Oppositionsrechte erweitert: Über die Erweiterung der Rechte der Mini-Opposition im Bundestag berichten SZ (Robert Rossmann) und FAZ (Günter Bannas). Das Rederecht von Linken und Grünen werde erweitert, für die Einsetzung von Untersuchungsausschüssen und Enquete-Kommissionen sei Einstimmigkeit der Opposition erforderlich. Für eine Normenkontrollklage vor dem Bundesverfassungsgericht sei jedoch weiterhin mindestens ein Viertel der Stimmen des Bundestags erforderlich.
Klagerecht für Verbraucher: Verbraucherschutzverbände sollen für den Fall des Missbrauchs von Kundendaten in Zukunft ein Klagerecht erhalten. Von der Ankündigung des Bundesjustizministers Heiko Maas, das Unterlassungsklagengesetz entsprechend zu ändern, berichtet die FAZ (Joachim Jahn). cr-online.de (Rechtsanwalt Prof. Niko Härting) wirft die Frage auf, wieso der Verbraucherdatenschutz nicht vollständig in den Verbraucherschutz integriert wird.
Justiz
BVerfG – Bundesversammlung: Weil der NDP-Vorsitzende Udo Pastörs den Wahlmodus für den Bundespräsidenten durch die Bundesversammlung für verfassungswidrig hält, hat das Bundesverfassungsgericht am Dienstag darüber mündlich verhandelt. Über den "weißen Fleck auf der verfassungsrechtlichen Landkarte" (Andreas Voßkuhle) berichten SZ (Wolfgang Janisch), FAZ (Reinhard Müller). verfassungsblog.de (Maximilian Steinbeis) macht sich Gedanken über die so betriebene "Politisierung der Bundespräsidentenwahl".

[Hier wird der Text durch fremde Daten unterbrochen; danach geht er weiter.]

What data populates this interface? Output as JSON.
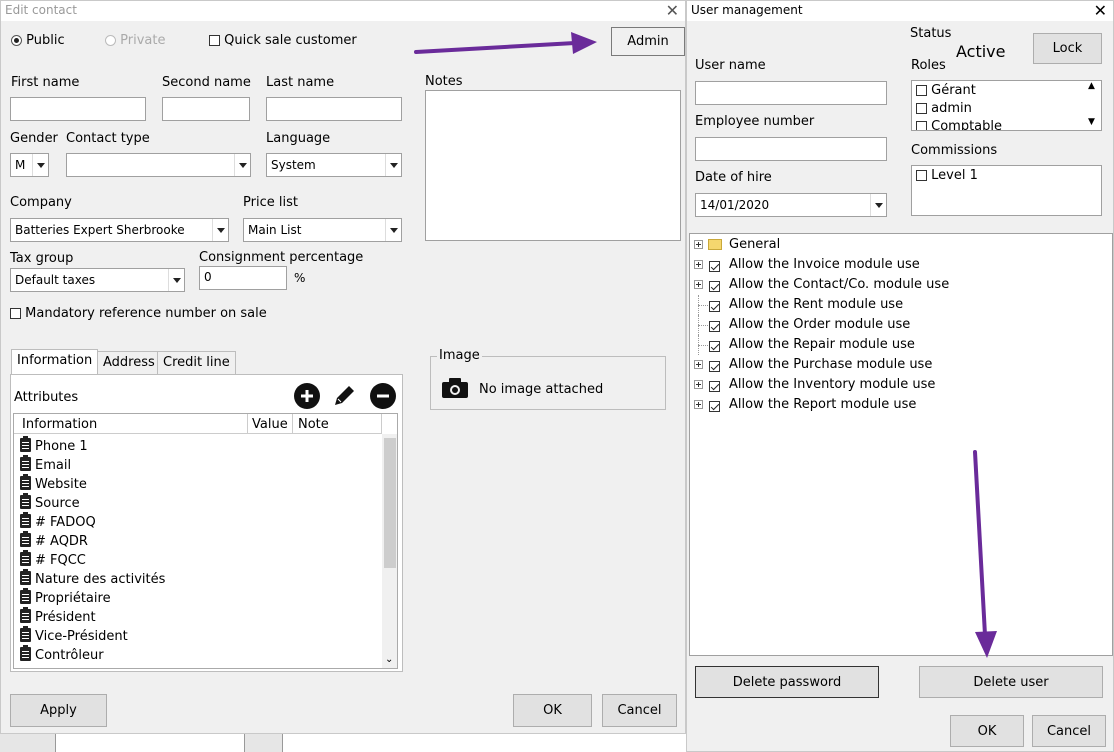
{
  "edit_contact": {
    "title": "Edit contact",
    "visibility": {
      "public": "Public",
      "private": "Private",
      "quick_sale": "Quick sale customer"
    },
    "admin_button": "Admin",
    "first_name_label": "First name",
    "second_name_label": "Second name",
    "last_name_label": "Last name",
    "notes_label": "Notes",
    "gender_label": "Gender",
    "gender_value": "M",
    "contact_type_label": "Contact type",
    "language_label": "Language",
    "language_value": "System",
    "company_label": "Company",
    "company_value": "Batteries Expert Sherbrooke",
    "price_list_label": "Price list",
    "price_list_value": "Main List",
    "tax_group_label": "Tax group",
    "tax_group_value": "Default taxes",
    "consignment_label": "Consignment percentage",
    "consignment_value": "0",
    "percent_sign": "%",
    "mandatory_ref_label": "Mandatory reference number on sale",
    "tabs": [
      "Information",
      "Address",
      "Credit line"
    ],
    "attributes_label": "Attributes",
    "columns": [
      "Information",
      "Value",
      "Note"
    ],
    "attributes": [
      "Phone 1",
      "Email",
      "Website",
      "Source",
      "# FADOQ",
      "# AQDR",
      "# FQCC",
      "Nature des activités",
      "Propriétaire",
      "Président",
      "Vice-Président",
      "Contrôleur"
    ],
    "image_label": "Image",
    "no_image": "No image attached",
    "apply_button": "Apply",
    "ok_button": "OK",
    "cancel_button": "Cancel"
  },
  "user_management": {
    "title": "User management",
    "status_label": "Status",
    "status_value": "Active",
    "lock_button": "Lock",
    "user_name_label": "User name",
    "roles_label": "Roles",
    "roles": [
      "Gérant",
      "admin",
      "Comptable"
    ],
    "employee_number_label": "Employee number",
    "commissions_label": "Commissions",
    "commissions": [
      "Level 1"
    ],
    "date_of_hire_label": "Date of hire",
    "date_of_hire_value": "14/01/2020",
    "permissions": [
      {
        "label": "General",
        "type": "folder",
        "expandable": true
      },
      {
        "label": "Allow the Invoice module use",
        "checked": true,
        "expandable": true
      },
      {
        "label": "Allow the Contact/Co. module use",
        "checked": true,
        "expandable": true
      },
      {
        "label": "Allow the Rent module use",
        "checked": true,
        "expandable": false
      },
      {
        "label": "Allow the Order module use",
        "checked": true,
        "expandable": false
      },
      {
        "label": "Allow the Repair module use",
        "checked": true,
        "expandable": false
      },
      {
        "label": "Allow the Purchase module use",
        "checked": true,
        "expandable": true
      },
      {
        "label": "Allow the Inventory module use",
        "checked": true,
        "expandable": true
      },
      {
        "label": "Allow the Report module use",
        "checked": true,
        "expandable": true
      }
    ],
    "delete_password_button": "Delete password",
    "delete_user_button": "Delete user",
    "ok_button": "OK",
    "cancel_button": "Cancel"
  },
  "colors": {
    "annotation_arrow": "#6a2b9a",
    "folder": "#f5d76e"
  }
}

StA Duisburg – Love-Parade: Die Staatsanwaltschaft Duisburg hat Anklage gegen zehn mutmaßlich Verantwortliche für die 21 Toten bei der Duisburger Love-Parade im Jahr 2010 erhoben. Es berichten SZ (Bernd Dörries) und FAZ (Reiner Burger) sowie spiegel.de (Jörg Diehl/Sven Röbel/Steffen Winter).
Pascal Beucker (taz) kommentiert die Auswahl der Angeklagten: "Die Kleinen hängt man, die Großen lässt man laufen".
BFH zur Länge von Prozessen: Der Bundesfinanzhof hat erste Grundsätze formuliert, nach denen festgestellt werden kann, wann ein finanzgerichtliches Verfahren unangemessen lange dauert und damit ein Entschädigungsanspruch für den Steuerbürger entsteht. In einem Beitrag für die FAZ (Recht und Steuern) stellt Rechtsanwalt Ulrich Ränsch die Entscheidung vor. Demnach habe bei einem über acht Jahre sich hinziehenden Verfahren eine unangemessene Verzögerung von 43 Monaten vorgelegen.
OLG München – Hypo Real Estate: Um zu klären, ob und wann die mittlerweile verstaatlichte Hypo Real Estate Bank ihre Kunden über Risiken hätte informieren müssen, hat das Oberlandesgericht München erneut dazu aufgefordert, das Protokoll einer Vorstandssitzung vom 29. August 2007 vorzulegen. Die SZ berichtet in ihrem Wirtschaftsteil (Markus Zydra).
OLG München – NSU: lto.de (Constantin Baron van Lijnden) geht mit der Berichterstattung über den Prozess gegen Beate Zschäpe hart ins Gericht: Selten sei zu einem Verfahren "so viel Prätentiöses, Überflüssiges und Dummes geschrieben" worden wie zu diesem.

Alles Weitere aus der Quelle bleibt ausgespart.